The blue-chip FTSE 100 index ended 0.4 percent higher at 7,258.75 points after hitting an intra-day peak of 7,274.80, the highest since Jan. 17. The benchmark index, up 1 percent this week, marked a second week of gains.
The UK mining index .FTNMX1770 gained 3.6 percent as copper rose after China reported better-than-expected trade data for January and workers at BHP Billiton’s (BLT.L) mine in Chile went on a strike that threatened to disrupt copper supply.

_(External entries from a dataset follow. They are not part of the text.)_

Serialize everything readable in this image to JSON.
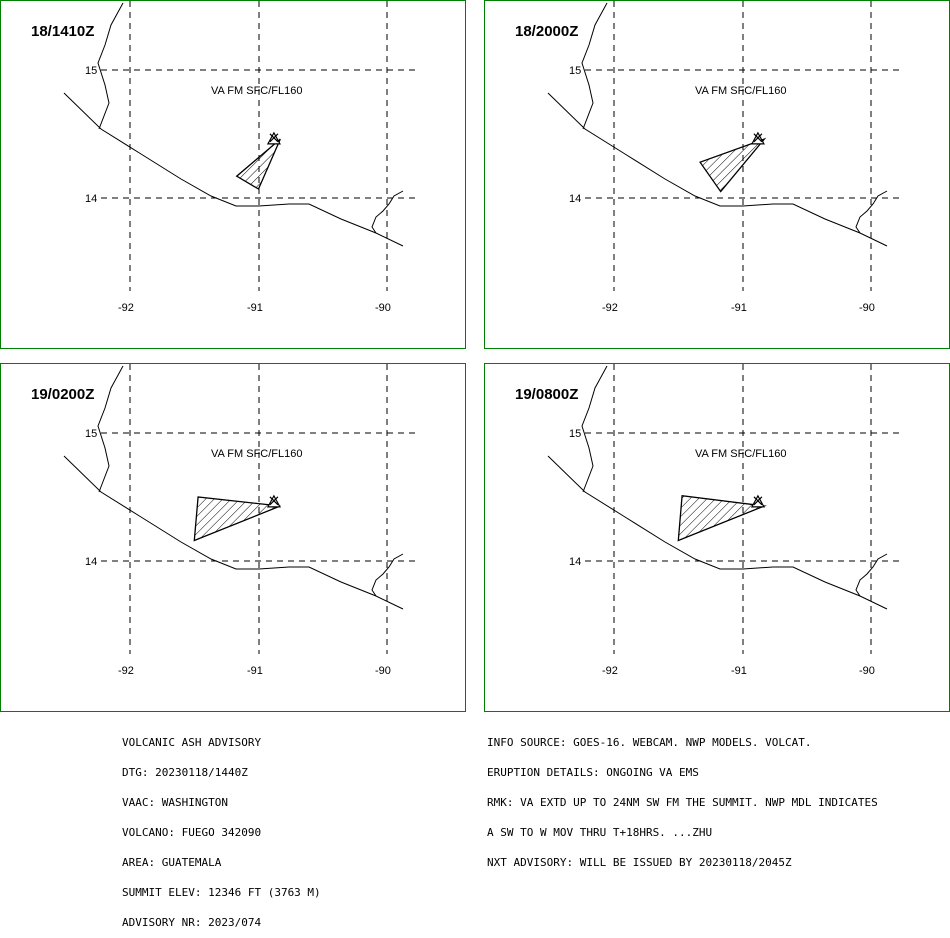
{
  "panels": [
    {
      "title": "18/1410Z",
      "label": "VA FM SFC/FL160",
      "lat_labels": [
        "15",
        "14"
      ],
      "lon_labels": [
        "-92",
        "-91",
        "-90"
      ],
      "ash_polygon": [
        [
          -90.83,
          14.46
        ],
        [
          -91.17,
          14.17
        ],
        [
          -91.0,
          14.07
        ]
      ]
    },
    {
      "title": "18/2000Z",
      "label": "VA FM SFC/FL160",
      "lat_labels": [
        "15",
        "14"
      ],
      "lon_labels": [
        "-92",
        "-91",
        "-90"
      ],
      "ash_polygon": [
        [
          -90.83,
          14.46
        ],
        [
          -91.33,
          14.28
        ],
        [
          -91.17,
          14.05
        ]
      ]
    },
    {
      "title": "19/0200Z",
      "label": "VA FM SFC/FL160",
      "lat_labels": [
        "15",
        "14"
      ],
      "lon_labels": [
        "-92",
        "-91",
        "-90"
      ],
      "ash_polygon": [
        [
          -90.83,
          14.43
        ],
        [
          -91.47,
          14.5
        ],
        [
          -91.5,
          14.16
        ]
      ]
    },
    {
      "title": "19/0800Z",
      "label": "VA FM SFC/FL160",
      "lat_labels": [
        "15",
        "14"
      ],
      "lon_labels": [
        "-92",
        "-91",
        "-90"
      ],
      "ash_polygon": [
        [
          -90.83,
          14.43
        ],
        [
          -91.47,
          14.51
        ],
        [
          -91.5,
          14.16
        ]
      ]
    }
  ],
  "volcano": {
    "name": "FUEGO",
    "lat": 14.47,
    "lon": -90.88
  },
  "advisory_left": [
    "VOLCANIC ASH ADVISORY",
    "DTG: 20230118/1440Z",
    "VAAC: WASHINGTON",
    "VOLCANO: FUEGO 342090",
    "AREA: GUATEMALA",
    "SUMMIT ELEV: 12346 FT (3763 M)",
    "ADVISORY NR: 2023/074"
  ],
  "advisory_right": [
    "INFO SOURCE: GOES-16. WEBCAM. NWP MODELS. VOLCAT.",
    "ERUPTION DETAILS: ONGOING VA EMS",
    "RMK: VA EXTD UP TO 24NM SW FM THE SUMMIT. NWP MDL INDICATES",
    "A SW TO W MOV THRU T+18HRS. ...ZHU",
    "NXT ADVISORY: WILL BE ISSUED BY 20230118/2045Z"
  ]
}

Prices of other industrial metals were also sharply higher.
Sentiment also improved after data highlighted that British manufacturing grew more strongly than expected in December, suggesting the economy remained resilient to the end of the year despite June’s Brexit vote shock.
“There is plenty to be cheery about UK plc. Industrial production growth hit a six-year high in the final month of 2016 ... While slower than the 2.1 percent seen in Nov, it was miles ahead of the flat growth expected,” said Neil Wilson, analyst at ETX Capital.
“Today’s data confirm that the UK economy remains very resilient and lends support to the Bank of England’s decision to revise up its 2017 growth outlook.”
Shares in Reckitt Benckiser (RB.L), however, were the biggest losers among the blue chips, down 3 percent after reaching a deal to buy U.S. infant formula maker Mead Johnson Nutrition MJN.N for $16.6 billion.
Among mid-caps, speciality chemicals maker Elementis (ELM.L) rose more than 10 percent after saying it would buy U.S.-based SummitReheis for an enterprise value of $360 million. The deal would increase the annual sales of its personal care business to $200 million and boost its adjusted earnings.
On the downside, Just Eat (JE.L) fell 6.5 percent after the chief executive of the online food delivery company was to quit due to “urgent family matters”, prompting the chairman to step into his role on a temporary basis.